Where is this going? We should probably worry about being so dependent on one behemoth commercial service provider. Siva Vaidhyanathan has a fascinating blog “The Googlization of Everything” that takes a critical look at Google’s immense power in our society and economy.

Because Google is such a force, and something of an enigma, rumors and questions about its ambitions and intents flourish. Some of these rumors are fed directly by statements by Google’s leadership, such as when Larry Page told an audience at last year’s American Association for the Advancement of the Sciences meeting that Google was working on developing an Artificial Intelligence, and will do it on a “large scale”. Sergey Brin is reported to have said that the perfect search engine would “look like the mind of God“. Similar ideas, but less extravagantly worded, have from from Marissa Mayer, Google’s VP of Search Products and User Experience when she talked about how Google’s massive data stores and sophisticated algorithms are acting more and more like “intelligence”.

Pretty heady stuff.

I really don’t know where “Moore’s Law” and other rapid technological changes are taking us. Some of the ideas seem really extreme (see the so-called “Singularity“). But, I’m not a computer scientist or artificial life researcher, so I can’t dismiss these ideas out of hand, though I strongly suspect things will not work out in ways expected by starry-eyed futurists or techno-determinists.

What seems far more likely about Google’s statements in this area, is that they help fuel a mystique about Google as an unstoppable force that will shape the future. Who can contend with them if they have irresistible technologies on their side? It is powerful marketing, even if Artificial Intelligence remains 20, 2000, or 2 million years in the future, or always in the future.

But what seems absolutely clear is that all “digital archaeology” is done now in reference to Google.
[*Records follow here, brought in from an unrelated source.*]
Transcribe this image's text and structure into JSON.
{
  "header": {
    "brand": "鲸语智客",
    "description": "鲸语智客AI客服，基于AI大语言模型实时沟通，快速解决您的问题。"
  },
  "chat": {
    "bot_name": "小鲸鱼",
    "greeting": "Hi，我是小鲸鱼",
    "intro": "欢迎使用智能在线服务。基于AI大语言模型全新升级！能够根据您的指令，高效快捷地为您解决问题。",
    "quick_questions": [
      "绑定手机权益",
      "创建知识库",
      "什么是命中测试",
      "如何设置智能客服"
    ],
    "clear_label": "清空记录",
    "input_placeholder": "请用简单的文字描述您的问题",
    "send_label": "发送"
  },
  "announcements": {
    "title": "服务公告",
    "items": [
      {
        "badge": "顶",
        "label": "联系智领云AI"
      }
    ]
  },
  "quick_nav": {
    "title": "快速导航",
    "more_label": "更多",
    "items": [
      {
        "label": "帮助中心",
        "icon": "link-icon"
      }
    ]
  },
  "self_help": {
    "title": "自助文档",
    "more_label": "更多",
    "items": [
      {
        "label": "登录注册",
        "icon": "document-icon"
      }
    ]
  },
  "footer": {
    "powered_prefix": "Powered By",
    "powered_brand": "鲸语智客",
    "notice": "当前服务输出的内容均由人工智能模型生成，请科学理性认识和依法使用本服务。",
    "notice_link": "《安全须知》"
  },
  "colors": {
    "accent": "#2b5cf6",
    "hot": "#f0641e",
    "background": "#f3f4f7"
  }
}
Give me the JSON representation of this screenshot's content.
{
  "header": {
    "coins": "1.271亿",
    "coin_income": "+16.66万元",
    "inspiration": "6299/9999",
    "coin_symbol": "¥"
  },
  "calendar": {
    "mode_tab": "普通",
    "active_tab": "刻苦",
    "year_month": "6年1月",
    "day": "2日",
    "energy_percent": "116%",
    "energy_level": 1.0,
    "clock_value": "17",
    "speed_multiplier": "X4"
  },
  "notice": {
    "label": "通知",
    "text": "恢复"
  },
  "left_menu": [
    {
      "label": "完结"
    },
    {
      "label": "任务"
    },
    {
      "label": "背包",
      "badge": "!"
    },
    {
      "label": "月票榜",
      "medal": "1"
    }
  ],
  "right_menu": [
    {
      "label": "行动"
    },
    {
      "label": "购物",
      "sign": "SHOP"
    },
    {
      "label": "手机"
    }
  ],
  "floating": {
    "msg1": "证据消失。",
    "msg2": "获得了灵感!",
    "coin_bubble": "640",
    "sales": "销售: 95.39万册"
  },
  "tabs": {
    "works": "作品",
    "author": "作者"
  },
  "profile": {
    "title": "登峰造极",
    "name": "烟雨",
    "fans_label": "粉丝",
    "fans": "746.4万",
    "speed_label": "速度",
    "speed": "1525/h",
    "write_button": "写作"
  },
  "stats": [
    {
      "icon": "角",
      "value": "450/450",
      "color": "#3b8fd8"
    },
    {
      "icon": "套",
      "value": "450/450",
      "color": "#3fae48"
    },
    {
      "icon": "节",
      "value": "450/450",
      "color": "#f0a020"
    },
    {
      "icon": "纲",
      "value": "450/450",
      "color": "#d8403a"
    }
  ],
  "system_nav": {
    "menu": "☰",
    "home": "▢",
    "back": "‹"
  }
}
For better or worse, it will continue to shape archaeological cyberinfrastructure, research and education into any future I can see.
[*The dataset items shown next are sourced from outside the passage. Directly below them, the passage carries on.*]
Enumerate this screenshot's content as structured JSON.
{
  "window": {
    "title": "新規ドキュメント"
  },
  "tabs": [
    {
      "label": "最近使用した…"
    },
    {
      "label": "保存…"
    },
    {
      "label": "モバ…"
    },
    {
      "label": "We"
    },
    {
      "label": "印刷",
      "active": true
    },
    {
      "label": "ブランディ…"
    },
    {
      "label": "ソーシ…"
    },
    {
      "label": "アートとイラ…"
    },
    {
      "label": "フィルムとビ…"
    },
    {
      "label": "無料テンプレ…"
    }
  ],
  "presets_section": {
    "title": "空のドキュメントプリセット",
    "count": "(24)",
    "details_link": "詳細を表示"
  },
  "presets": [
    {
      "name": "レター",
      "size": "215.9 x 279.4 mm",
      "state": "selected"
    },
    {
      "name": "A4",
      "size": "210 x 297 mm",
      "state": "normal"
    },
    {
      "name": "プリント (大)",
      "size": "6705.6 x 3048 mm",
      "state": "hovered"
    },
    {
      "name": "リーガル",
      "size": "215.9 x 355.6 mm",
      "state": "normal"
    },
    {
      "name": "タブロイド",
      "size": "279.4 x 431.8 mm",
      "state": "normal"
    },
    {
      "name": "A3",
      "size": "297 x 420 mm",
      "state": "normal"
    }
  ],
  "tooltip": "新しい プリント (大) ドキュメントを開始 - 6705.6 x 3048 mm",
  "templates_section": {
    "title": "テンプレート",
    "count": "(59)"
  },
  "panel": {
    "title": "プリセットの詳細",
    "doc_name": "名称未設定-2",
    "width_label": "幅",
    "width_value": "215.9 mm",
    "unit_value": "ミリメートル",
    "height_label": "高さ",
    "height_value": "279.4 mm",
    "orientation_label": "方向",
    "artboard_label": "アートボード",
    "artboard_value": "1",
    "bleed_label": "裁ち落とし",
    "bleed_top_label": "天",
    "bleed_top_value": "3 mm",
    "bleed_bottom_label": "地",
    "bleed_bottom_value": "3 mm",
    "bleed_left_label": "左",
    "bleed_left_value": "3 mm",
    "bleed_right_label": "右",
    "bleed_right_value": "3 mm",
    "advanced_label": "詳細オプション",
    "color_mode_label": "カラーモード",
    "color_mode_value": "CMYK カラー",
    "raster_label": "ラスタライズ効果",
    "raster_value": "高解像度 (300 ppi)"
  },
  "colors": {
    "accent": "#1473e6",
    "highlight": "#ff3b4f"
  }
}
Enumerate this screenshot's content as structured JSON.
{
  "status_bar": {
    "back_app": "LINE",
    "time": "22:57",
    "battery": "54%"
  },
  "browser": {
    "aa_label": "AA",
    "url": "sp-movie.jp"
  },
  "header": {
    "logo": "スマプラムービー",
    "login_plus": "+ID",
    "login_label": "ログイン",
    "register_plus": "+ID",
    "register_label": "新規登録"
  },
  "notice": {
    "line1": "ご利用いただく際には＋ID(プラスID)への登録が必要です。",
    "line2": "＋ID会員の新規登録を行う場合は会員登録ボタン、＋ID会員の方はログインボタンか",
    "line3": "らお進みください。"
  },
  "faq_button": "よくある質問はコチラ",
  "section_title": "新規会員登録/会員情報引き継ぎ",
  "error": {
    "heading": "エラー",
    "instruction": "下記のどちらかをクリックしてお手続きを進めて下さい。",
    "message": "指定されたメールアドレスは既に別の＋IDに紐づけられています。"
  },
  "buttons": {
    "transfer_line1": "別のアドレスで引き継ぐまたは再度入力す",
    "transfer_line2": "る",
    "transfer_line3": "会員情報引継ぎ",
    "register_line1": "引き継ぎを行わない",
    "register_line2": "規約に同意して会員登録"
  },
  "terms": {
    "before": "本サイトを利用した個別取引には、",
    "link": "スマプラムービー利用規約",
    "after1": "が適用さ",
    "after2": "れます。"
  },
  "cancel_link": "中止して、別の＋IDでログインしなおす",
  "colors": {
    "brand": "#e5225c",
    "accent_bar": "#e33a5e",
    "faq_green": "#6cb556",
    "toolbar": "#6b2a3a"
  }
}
In a fascinating discussion of Google and it’s AI ambitions on Edge, George Dyson closed his article by quoting Simon Ings, and it seems fitting to do the same here:

“When our machines overtook us, too complex and efficient for us to control, they did it so fast and so smoothly and so usefully, only a fool or a prophet would have dared complain.”

This quote applies to Google, with or without “AI”. Its services are simply too useful and powerful. Hopefully, we’ll not all be fools for letting archaeology (not to mention other facets of our lives) become “Googlized”.